Un rassemblement en soutien à la population palestinienne de Gaza, sous le feu d’une opération militaire terrestre de l’armée israélienne depuis jeudi soir, s’est tenu samedi dans le Nord de Paris en dépit de l’interdiction décrétée par les autorités françaises. Pourquoi, comme la semaine dernière, les rues de la capitale française ont-elles été le théâtre d’émeute urbaine ? Explications.
Parce que des casseurs se sont mêlés au rassemblement
Le journaliste du quotidien Libération Willy Le Devin, en première ligne Boulevard Barbès (XVIIIe arrondissement), a identifié trois temps bien distincts pour expliquer comment le rassemblement a peu à peu tourné à l’affrontement.
De 14h à 15h15, l’ambiance est plutôt pacifique avec notamment certains jeunes qui se parent fièrement de plusieurs drapeaux -Palestine, France, Algérie… Une foule assez hétéroclite scande “Enfants palestiniens, enfants de l’humanité”, “Résistance, de Paris à Gaza”, ou encore “Nous sommes tous des palestiniens”.
Et puis, vers 15h15, quelques jeunes grimpent sur un échafaudage et brûlent plusieurs drapeaux israéliens. Un drapeau du djihad est même exhibé. Plusieurs “Israël assassin, Hollande complice” émergent de la foule en contrebas. La tension monte d’un cran, les familles et quelques militants pacifistes scandalisés quittent le Boulevard Barbès par des rues adjacentes.
Bien leur en a pris, puisque quelques minutes plus tard un groupe d’une centaine de jeunes vêtus, casqués et gantés de noir débarque pour en découdre avec les forces de l’ordre. Entonnant une bruyante Marseillaise et des “LDJ, LDJ, LDJ, salope” (en référence à la Ligue de défense juive), arborant pour certains des t-shirts des ultras de la tribune Auteuil du Parc des Princes -où évolue le club de football du Paris-Saint-Germain (PSG)-, leur présence semble bien éloignée de la cause palestinienne.
Le dispositif de sécurité prévu par les organisateurs tente de les retenir, mais l’affrontement avec les forces de l’ordre est inévitable. Ils se saisissent de pétards, de pierres ou de bouteilles, arrachent même des bouts de goudron avant de les jeter sur les nombreuses troupes de CRS présentes, qui répliquent par l’envoi massif de gaz lacrymogènes.
Le face-à-face entre casseurs et policiers dure en tout plus de trois heures.
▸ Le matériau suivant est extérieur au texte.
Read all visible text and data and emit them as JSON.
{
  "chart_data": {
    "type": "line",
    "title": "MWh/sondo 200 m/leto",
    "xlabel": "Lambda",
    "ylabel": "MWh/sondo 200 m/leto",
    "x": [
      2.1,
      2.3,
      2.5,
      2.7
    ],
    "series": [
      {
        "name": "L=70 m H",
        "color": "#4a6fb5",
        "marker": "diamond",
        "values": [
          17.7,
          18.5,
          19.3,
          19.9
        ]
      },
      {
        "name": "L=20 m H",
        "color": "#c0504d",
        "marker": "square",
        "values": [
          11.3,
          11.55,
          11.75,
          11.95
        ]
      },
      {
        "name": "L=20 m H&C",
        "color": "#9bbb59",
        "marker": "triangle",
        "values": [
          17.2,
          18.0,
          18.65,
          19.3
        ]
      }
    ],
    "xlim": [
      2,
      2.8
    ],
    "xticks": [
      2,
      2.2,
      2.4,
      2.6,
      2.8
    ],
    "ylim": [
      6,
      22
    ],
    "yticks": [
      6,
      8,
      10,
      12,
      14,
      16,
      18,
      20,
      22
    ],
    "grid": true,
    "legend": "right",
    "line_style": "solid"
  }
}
La préfecture de police de la capitale a dénombré plusieurs véhicules et poubelles incendiées, 44 interpellations -dont 19 personnes toujours en garde à vue dimanche matin- et 17 policiers blessés. Les manifestants ont quant à eux compté dans leurs rangs 20 blessés, et exigé la libération des militants arrêtées. A l’arrivée des casseurs, plusieurs groupes de manifestants se sont dispersés pacifiquement vers Châtelet, la Gare du Nord ou Montmartre.
Parce que la manifestation était interdite
Le rassemblement pro-palestinien avait été officiellement interdit ce vendredi par la préfécture de police de Paris, avec le soutien du ministre de l’Intérieur Bernard Cazeneuve et du Premier Ministre Manuel Valls. Raison invoquée : des “risques graves de trouble à l’ordre public”, après les violentes échauffourées qui ont éclaté dimanche dernier entre des manifestants et des membres de la Ligue de défense juive. L’incident s’était produit en marge d’un cortège de soutien à la population de la bande de Gaza, sous le feu de l’opération militaire israélienne “Bordure protectrice” qui a fait plus de 400 morts depuis 13 jours.
“Ceux qui veulent à tout prix manifester aujourd’hui en assumeront le prix,” a mis en garde samedi le Président français François Hollande, en visite officielle au Tchad. Les organisateurs du rassemblement ont alors répliqué dans un communiqué : “Ceux qui veulent à tout prix user d’un droit démocratique fondamental ne céderont pas à vos menaces.” Même condamnation dans les cortèges autorisés qui ont eu lieu un peu partout en France et en Europe ce samedi. “Honte au gouvernement français qui a interdit une manifestation,” scandaient par exemple les manifestants à Londres.
A Paris, plusieurs collectifs de soutien à la cause palestinienne, la Ligue des droits de l’homme, les Indigènes de la République, l’Union des juifs pour la paix ou encore plusieurs partis politiques -Nouveau parti anticapitaliste (NPA), mouvement “Ensemble!” du Front de gauche- avaient appelé à braver l’interdiction. Entre 5 000 et 10 000 personnes sont descendues dans les rues de la capitale française, risquant jusqu’à 6 mois de prison ferme et 7 500€ d’amende.
Et malgré les heurts de samedi, les organisateurs ont appelé à de nouvelles mobilisations la semaine prochaine.